Pielęgnacja włosów w czerwcu

20:09 0 Komentarzy

Co prawda mamy już lipiec, ale dokładnie tak samo dbam o włosy teraz jak w poprzednim miesiącu.

W mojej pielęgnacji brakuje masek, co właśnie sobie uświadomiłam. Za jakiś czas muszę udać się do zielarskiego na porządne zakupy.

Szampony:


1. Batiste - teraz, kiedy zapuszczam naturalne włosy jest moim niezbędnikiem.
2. Eva natura, Potrójna siła ziół, rumiankowy - do głębokiego oczyszczania włosów raz w tygodniu.
3. Alverde, Avocado - stosuję go na co dzień mimo, że ma mocniejszy detergent. Przez wszystkie lata włosomaniactwa stosowałam Babydream, ale często miałam obciążone włosy i łupież. Nie wiem jak wytrzymałam z nim tyle lat. Nawet Facelle przynosi te same skutki. W związku z tym, muszę codziennie myć włosy szamponem z SLS :( Postaram się kiedyś zadbać o skórę głowy tak, by nie mieć z nią takich problemów i móc myć włosy czymś łagodniejszym.
4. Yves Rocher, Volume - dziś go przetestuję :) Mam nadzieję, że sprawdzi się dobrze zwłaszcza, że jest bez silikonów.

Odżywki:

1. Joanna, Natura, miód i cytryna, bez spłukiwania - stosuję ją tylko w przypadku, gdy moje włosy są bardzo spuszone i ciężko jest je ujarzmić.
2. Alterra, Granat i aloes - mój najukochańszy produkt do włosów, nie stosowałam jej już dawno i nie mogę się doczekać kiedy ją napocznę :) Działa na moje włosy doskonale, ale tylko jeśli ją potrzymam min. 5 minut.
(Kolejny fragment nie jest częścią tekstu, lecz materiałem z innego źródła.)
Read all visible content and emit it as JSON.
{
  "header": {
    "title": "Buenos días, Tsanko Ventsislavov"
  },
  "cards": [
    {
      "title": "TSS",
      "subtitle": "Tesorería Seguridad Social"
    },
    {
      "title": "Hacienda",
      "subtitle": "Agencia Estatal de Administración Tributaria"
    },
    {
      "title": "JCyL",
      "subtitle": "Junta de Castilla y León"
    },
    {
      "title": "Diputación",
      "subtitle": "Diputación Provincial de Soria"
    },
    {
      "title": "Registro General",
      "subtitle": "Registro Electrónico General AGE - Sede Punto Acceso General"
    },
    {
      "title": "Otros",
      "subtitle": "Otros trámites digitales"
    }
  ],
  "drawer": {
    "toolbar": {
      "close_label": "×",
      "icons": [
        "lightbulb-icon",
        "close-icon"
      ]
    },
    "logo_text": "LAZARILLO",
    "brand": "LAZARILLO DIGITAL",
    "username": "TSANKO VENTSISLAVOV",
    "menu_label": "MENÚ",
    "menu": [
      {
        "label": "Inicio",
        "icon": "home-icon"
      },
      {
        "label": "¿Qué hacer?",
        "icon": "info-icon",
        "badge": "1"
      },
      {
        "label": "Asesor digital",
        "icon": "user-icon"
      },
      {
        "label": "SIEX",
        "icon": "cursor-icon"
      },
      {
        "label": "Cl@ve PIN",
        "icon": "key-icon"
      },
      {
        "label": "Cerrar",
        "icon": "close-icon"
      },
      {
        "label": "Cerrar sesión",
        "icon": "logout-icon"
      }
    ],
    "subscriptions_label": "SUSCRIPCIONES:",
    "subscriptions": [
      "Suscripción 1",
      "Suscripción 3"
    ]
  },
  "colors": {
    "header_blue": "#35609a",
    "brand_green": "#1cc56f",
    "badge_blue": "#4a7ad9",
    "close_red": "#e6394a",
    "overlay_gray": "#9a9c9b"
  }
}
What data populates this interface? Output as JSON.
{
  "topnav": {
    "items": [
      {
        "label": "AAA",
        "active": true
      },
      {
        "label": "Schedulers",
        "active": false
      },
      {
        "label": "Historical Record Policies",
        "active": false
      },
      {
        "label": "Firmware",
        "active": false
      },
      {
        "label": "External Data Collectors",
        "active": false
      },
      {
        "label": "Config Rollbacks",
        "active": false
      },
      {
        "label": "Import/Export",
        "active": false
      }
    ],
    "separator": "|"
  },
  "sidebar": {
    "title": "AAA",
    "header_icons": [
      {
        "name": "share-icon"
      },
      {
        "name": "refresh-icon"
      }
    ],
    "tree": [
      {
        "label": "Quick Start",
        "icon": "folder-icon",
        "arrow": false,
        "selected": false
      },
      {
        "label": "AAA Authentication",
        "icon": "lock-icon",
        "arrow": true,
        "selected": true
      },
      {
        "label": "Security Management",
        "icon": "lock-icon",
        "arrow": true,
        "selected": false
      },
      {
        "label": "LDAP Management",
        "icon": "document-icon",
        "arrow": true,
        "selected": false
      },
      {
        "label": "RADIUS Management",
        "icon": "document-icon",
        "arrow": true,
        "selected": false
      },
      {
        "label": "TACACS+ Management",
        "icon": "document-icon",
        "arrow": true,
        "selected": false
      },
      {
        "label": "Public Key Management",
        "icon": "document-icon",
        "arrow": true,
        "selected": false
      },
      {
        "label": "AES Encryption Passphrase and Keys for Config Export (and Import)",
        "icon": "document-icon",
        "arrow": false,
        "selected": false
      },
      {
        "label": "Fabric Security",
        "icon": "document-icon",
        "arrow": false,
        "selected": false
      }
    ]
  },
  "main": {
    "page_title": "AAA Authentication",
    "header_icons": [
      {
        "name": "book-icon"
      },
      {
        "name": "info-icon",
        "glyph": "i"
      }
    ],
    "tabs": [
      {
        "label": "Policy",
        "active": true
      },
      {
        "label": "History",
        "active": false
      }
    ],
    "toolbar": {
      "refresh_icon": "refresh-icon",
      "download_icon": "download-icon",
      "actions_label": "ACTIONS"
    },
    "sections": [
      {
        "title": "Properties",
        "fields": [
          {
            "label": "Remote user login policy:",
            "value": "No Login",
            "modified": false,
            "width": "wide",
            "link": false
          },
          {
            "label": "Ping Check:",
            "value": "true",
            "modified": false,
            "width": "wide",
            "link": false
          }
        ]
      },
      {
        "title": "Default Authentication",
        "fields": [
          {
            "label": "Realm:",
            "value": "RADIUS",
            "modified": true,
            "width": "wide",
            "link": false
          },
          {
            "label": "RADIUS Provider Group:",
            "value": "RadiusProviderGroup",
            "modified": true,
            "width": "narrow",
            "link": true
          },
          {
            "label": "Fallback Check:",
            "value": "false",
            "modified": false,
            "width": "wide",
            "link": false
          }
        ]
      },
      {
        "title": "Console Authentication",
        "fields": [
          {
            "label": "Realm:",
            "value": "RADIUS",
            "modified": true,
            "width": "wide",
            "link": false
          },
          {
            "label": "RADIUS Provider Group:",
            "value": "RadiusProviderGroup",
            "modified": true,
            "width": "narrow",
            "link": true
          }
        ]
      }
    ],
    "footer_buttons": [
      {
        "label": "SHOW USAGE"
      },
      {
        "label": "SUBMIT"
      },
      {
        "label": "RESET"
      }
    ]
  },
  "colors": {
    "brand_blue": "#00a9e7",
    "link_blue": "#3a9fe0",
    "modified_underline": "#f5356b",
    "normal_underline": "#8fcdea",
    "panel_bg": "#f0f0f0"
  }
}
Ma taki skład, że potrafi cudownie odżywić włosy. Dlatego też traktuję ją jako maskę. Nie mogę jej jednak używać cały czas, ze względu na alkohol w składzie.
3. Planeta Organica, Balsam Aleppo - kupiłam ją 1,5 roku temu i właśnie się kończy. Nie należy do moich ulubionych odżywek, ale "jak zechce" to odżywi włosy.
4. Alverde, Avocado - dodaję ją do domowych masek. Ot, zwykła odżywka bez efektu wow.
5. Garnier, Avocado i masło karite - złamała mi serce. Zakochałam się w niej po pierwszym razie. Później już było inaczej, bez szału. Zawiodłam się na niej. Prawdziwa miłosna historia.
5. Isana, Oil care - nie wygładza moich włosów tak, jak się tego spodziewałam. Może po prostu potrzebuję czasu na nią?

Oleje:

1. Olej z kiełków pszenicy - dobry, ale nie powalający.
2. Olej z pestek śliwki - zapach bardzo na plus (jak czekoladki ze śliwkami), działanie na włosy jak olej wyżej.
3. Olej lniany - mój ulubieniec na twarz i włosy. Jak dla mnie - niezastąpiony.
4. Olej kokosowy - dla mnie super, chociaż mam wysokoporowate włosy. Jedyny jego minus to nieprzyjemny zapach po kilku godzinach na głowie.
5. Olej ryżowy - lubię go za to, że szybko wnika w strukturę włosa, wygładza i nie ma zapachu.
Wszystkie oleje służą mi zarówno po myciu jak i przed myciem. Im najbardziej zawdzięczam kondycję włosów.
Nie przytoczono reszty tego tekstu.